HÔTELS ANCIENS ET NOUVEAUX.
Hôtel de Châlons.
Cet hôtel, dont nous avons parlé à l'article des religieuses carmélites, existoit dès le commencement du douzième siècle dans la rue Chapon; il appartenoit alors aux archevêques de Reims. On trouve qu'il fut ensuite aliéné et racheté par eux en 1266. Les évêques de Châlons l'achetèrent au commencement du siècle suivant.
Hôtel de Montmorenci, et Maison de Nicolas Flamel.
Cet hôtel étoit situé dans la rue de ce quartier qui jusqu'à ce jour a conservé le nom de rue de Montmorenci. Sauval[127] et ses copistes prétendent que Nicolas Flamel avoit fait bâtir et fondé un hôpital dans cette même rue.
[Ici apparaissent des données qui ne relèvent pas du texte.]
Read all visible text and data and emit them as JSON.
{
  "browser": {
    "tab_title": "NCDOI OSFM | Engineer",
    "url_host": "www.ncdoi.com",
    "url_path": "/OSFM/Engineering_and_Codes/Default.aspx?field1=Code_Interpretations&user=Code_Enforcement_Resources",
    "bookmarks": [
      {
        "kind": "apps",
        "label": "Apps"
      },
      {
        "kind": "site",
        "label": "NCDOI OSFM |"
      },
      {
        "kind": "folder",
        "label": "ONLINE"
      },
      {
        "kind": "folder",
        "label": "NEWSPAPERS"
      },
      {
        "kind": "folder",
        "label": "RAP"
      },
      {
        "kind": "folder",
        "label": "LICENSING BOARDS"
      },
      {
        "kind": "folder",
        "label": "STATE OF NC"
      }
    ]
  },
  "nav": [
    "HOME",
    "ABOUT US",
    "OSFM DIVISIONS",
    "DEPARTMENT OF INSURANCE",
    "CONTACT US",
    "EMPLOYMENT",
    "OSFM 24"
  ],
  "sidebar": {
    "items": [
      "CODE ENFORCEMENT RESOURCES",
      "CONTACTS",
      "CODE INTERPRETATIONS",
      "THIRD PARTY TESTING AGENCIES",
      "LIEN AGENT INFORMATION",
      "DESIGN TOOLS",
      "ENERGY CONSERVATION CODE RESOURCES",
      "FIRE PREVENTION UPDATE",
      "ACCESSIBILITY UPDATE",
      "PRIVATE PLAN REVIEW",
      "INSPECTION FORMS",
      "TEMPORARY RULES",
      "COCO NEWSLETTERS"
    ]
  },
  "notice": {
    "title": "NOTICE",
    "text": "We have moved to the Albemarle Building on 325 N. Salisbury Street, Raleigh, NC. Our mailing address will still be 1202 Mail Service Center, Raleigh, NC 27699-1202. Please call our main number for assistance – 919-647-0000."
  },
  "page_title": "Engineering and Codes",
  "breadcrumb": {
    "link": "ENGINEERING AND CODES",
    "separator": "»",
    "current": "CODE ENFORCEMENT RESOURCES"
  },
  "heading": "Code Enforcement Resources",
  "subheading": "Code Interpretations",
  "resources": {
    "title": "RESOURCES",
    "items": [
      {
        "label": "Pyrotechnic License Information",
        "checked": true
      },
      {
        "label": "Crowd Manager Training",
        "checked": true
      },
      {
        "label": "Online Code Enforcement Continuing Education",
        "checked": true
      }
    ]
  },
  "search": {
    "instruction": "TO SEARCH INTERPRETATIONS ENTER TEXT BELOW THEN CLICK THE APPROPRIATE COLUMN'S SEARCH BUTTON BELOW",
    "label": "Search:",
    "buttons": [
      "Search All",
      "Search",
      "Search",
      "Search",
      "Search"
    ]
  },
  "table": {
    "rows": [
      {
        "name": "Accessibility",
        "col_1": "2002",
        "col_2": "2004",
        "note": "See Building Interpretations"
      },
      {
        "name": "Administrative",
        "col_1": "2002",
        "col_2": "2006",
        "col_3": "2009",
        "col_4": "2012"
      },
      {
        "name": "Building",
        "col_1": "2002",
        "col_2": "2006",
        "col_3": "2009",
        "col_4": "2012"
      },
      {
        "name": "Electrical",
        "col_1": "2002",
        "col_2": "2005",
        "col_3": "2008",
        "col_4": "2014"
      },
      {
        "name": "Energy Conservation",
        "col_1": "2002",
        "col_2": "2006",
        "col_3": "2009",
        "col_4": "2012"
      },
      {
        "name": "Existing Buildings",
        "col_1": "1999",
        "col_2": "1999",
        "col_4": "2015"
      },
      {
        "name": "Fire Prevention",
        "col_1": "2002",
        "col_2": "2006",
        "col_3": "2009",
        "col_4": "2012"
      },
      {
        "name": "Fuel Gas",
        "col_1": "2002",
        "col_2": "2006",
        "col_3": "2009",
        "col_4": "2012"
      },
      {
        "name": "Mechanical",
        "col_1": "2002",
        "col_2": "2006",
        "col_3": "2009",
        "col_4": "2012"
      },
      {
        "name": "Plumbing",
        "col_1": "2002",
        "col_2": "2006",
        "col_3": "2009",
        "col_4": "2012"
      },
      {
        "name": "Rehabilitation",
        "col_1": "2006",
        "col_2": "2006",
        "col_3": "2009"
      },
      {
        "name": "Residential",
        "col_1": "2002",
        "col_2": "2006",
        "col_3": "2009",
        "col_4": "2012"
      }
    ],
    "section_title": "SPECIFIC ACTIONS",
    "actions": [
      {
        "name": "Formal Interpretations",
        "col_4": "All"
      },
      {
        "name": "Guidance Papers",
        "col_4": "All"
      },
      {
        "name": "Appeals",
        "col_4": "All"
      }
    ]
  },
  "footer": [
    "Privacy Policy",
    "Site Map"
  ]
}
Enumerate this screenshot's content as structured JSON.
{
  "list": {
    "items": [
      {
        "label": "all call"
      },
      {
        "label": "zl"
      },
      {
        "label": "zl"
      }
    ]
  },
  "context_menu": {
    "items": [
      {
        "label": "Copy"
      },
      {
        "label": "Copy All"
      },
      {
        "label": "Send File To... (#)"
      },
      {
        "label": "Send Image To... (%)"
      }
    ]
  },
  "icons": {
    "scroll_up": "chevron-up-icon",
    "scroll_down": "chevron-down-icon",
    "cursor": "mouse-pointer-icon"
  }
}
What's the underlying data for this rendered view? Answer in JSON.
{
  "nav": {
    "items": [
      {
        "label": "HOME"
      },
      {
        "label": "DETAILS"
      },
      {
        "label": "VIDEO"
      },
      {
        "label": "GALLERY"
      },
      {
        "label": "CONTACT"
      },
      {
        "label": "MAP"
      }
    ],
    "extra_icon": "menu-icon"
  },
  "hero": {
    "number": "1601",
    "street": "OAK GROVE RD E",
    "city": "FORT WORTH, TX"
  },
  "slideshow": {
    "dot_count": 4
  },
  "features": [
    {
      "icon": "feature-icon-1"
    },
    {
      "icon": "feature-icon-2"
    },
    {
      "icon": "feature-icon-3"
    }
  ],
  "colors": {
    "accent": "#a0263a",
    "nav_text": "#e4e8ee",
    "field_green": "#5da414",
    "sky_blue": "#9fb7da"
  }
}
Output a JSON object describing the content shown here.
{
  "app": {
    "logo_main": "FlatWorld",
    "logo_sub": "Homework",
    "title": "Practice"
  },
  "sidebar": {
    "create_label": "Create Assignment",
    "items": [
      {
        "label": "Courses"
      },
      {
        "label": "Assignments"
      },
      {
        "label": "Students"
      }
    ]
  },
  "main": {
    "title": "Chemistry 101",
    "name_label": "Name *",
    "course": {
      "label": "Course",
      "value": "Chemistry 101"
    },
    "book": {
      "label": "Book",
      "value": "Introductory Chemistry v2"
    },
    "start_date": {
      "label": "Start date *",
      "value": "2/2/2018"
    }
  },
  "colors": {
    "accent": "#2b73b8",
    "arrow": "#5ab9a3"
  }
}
Sauval s'est trompé: il est vrai que cet homme charitable possédoit une maison dans cette rue, sur le mur de laquelle il avoit fait sculpter des figures et des caractères, et qu'entre les legs qu'il avoit faits à sa servante, on trouve énoncé: «Le louage par bas de la maison haute où est le puits, en la rue de Montmorenci;» mais il ne dit point que ce fut un hôpital, il ne donne point à entendre que le haut fût occupé par des pauvres et des pélerins; on ne trouve nulle part de trace de cette fondation; et certes il n'eût pu oublier de faire un legs à un hôpital que lui-même auroit fait bâtir, lui qui en avoit fait à tous les hôpitaux.
Maison de la rue Saint-Martin.
Cette maison, située vis-à-vis de l'église des Ménétriers, et rebâtie vers la fin du siècle dernier, offroit au-dessus de sa porte l'inscription suivante, gravée sur une table de marbre.
Summum crede nefas animam præferre pudori, Et propter vitam vivendi perdere causas[128].
«Crois que c'est un grand crime de préférer l'existence à l'honneur, et de perdre, pour conserver ta vie, les vrais motifs que nous avons de vivre.»
Cette inscription excita la curiosité, et fit faire des recherches. On prétendit qu'elle avoit été d'abord habitée par Gabrielle d'Estrées; qu'ensuite elle étoit devenue un réceptacle des plus abominables débauches; que, celui qui y demeuroit ayant péri à la place de Grève du même supplice dont Dieu punit les villes de Sodome et Gomorrhe, cette inscription avoit été mise sur la porte en exécution de l'arrêt qui l'avoit condamné. Cette tradition n'est appuyée d'aucune preuve. Tout ce que l'on a pu découvrir de certain sur cette maison, c'est qu'en 1647 c'étoit un bureau où se faisoient inscrire ceux qui vouloient s'embarquer pour les Indes ou y expédier des marchandises, et dans les actes où il en est fait mention, elle est ainsi indiquée: L'hôtel des Indes orientales pour s'embarquer.